Chou believes AI is best utilized to perform jobs people can’t or won’t do, lowering operating costs. His company, Catalytic, creates a human-centric AI through a process guided by the very employees that some believe will be disrupted. As a former FieldGlass exec, he understands what makes workforces tick, and firmly believes AI and automation will empower people, not take jobs. 

Call centers are often an example of a job that will vanish in the near future, but does any living person want to take the same customer service call over and over? Of course not, which is why call center turnover is so high. You experience this every time you wait on hold hearing those familiar words, “your call is very important to use, please hold the line.”  

Chou further explains AI and automation will be used by law firm to quickly go through decades of case law. Instead of a paralegal finding that diamond in the rough case working late for months, it will happen in minutes. This, in turn, will lower costs, increasing access for those who need legal assistance but can’t afford it, dramatically increasing business for law firms.

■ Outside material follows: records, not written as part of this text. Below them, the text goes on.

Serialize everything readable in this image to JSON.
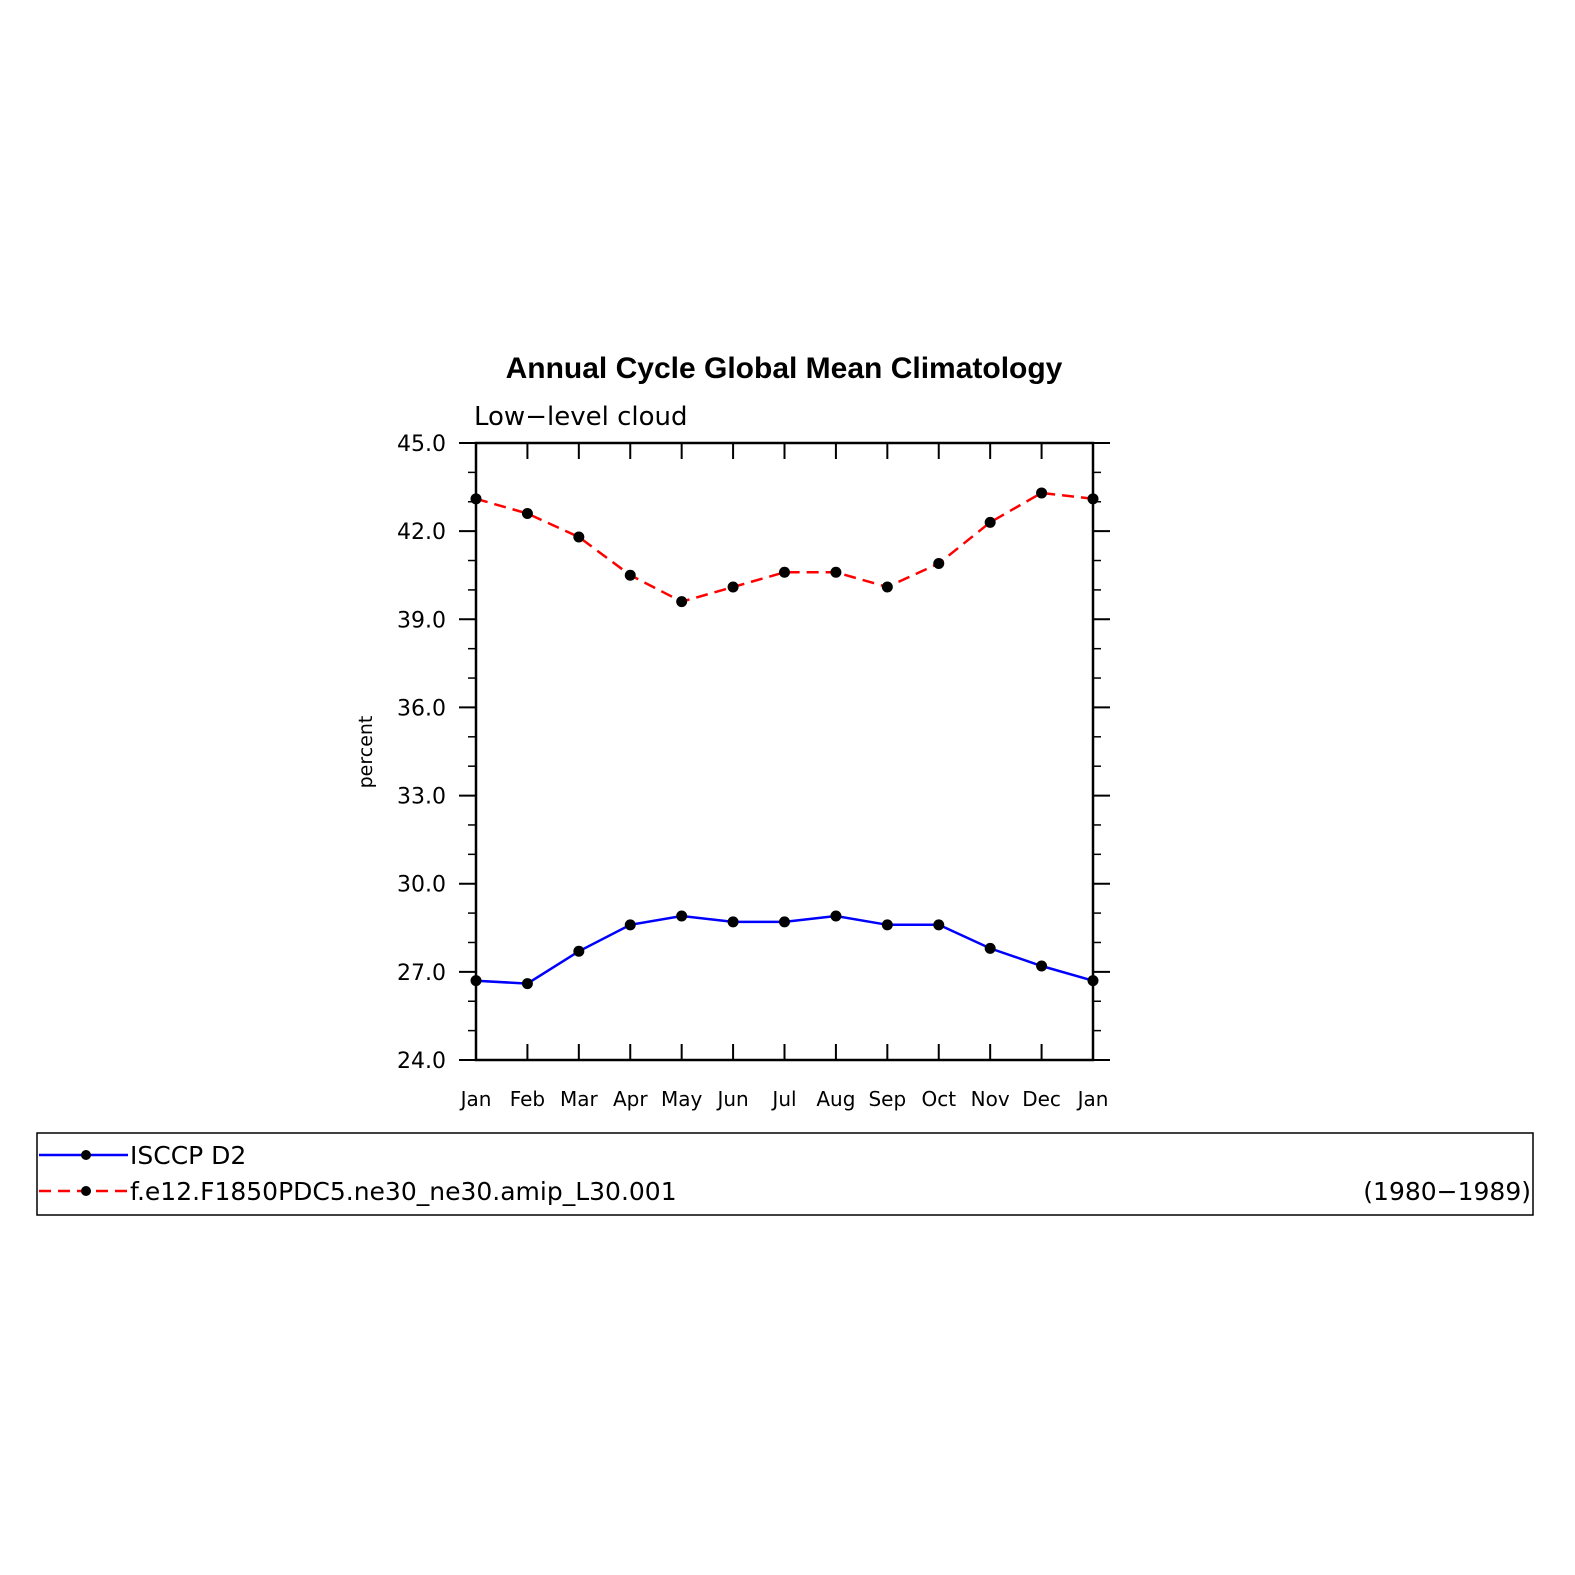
{
  "chart_data": {
    "type": "line",
    "title": "Annual Cycle Global Mean Climatology",
    "subtitle": "Low−level cloud",
    "ylabel": "percent",
    "xlabel": "",
    "ylim": [
      24.0,
      45.0
    ],
    "yticks": [
      "24.0",
      "27.0",
      "30.0",
      "33.0",
      "36.0",
      "39.0",
      "42.0",
      "45.0"
    ],
    "ytick_values": [
      24,
      27,
      30,
      33,
      36,
      39,
      42,
      45
    ],
    "categories": [
      "Jan",
      "Feb",
      "Mar",
      "Apr",
      "May",
      "Jun",
      "Jul",
      "Aug",
      "Sep",
      "Oct",
      "Nov",
      "Dec",
      "Jan"
    ],
    "grid": false,
    "series": [
      {
        "name": "ISCCP D2",
        "color": "#0000ff",
        "dash": "solid",
        "values": [
          26.7,
          26.6,
          27.7,
          28.6,
          28.9,
          28.7,
          28.7,
          28.9,
          28.6,
          28.6,
          27.8,
          27.2,
          26.7
        ]
      },
      {
        "name": "f.e12.F1850PDC5.ne30_ne30.amip_L30.001",
        "color": "#ff0000",
        "dash": "dashed",
        "values": [
          43.1,
          42.6,
          41.8,
          40.5,
          39.6,
          40.1,
          40.6,
          40.6,
          40.1,
          40.9,
          42.3,
          43.3,
          43.1
        ]
      }
    ],
    "marker_color": "#000000",
    "legend": {
      "placement": "bottom",
      "note": "(1980−1989)"
    }
  }
}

Just as the simple automobile created more possibilities than we could imagine, AI and automation will open up a global employment gold rush, opening up new jobs for people in extreme poverty across the globe, and when those people suddenly find income, they will become a whole new demographic for marketers to sell to. 

Visualize with me: a future where cube farms, once filled with tired office workers, become coworking spaces reminiscent of 18th-century town squares. Instead of bakers, leather workers, and ironworkers, however, we’d work alongside each other collaborating on new ideas you can’t even dream of. All made possible by the healthy AI and automation future that we have been taught to fear.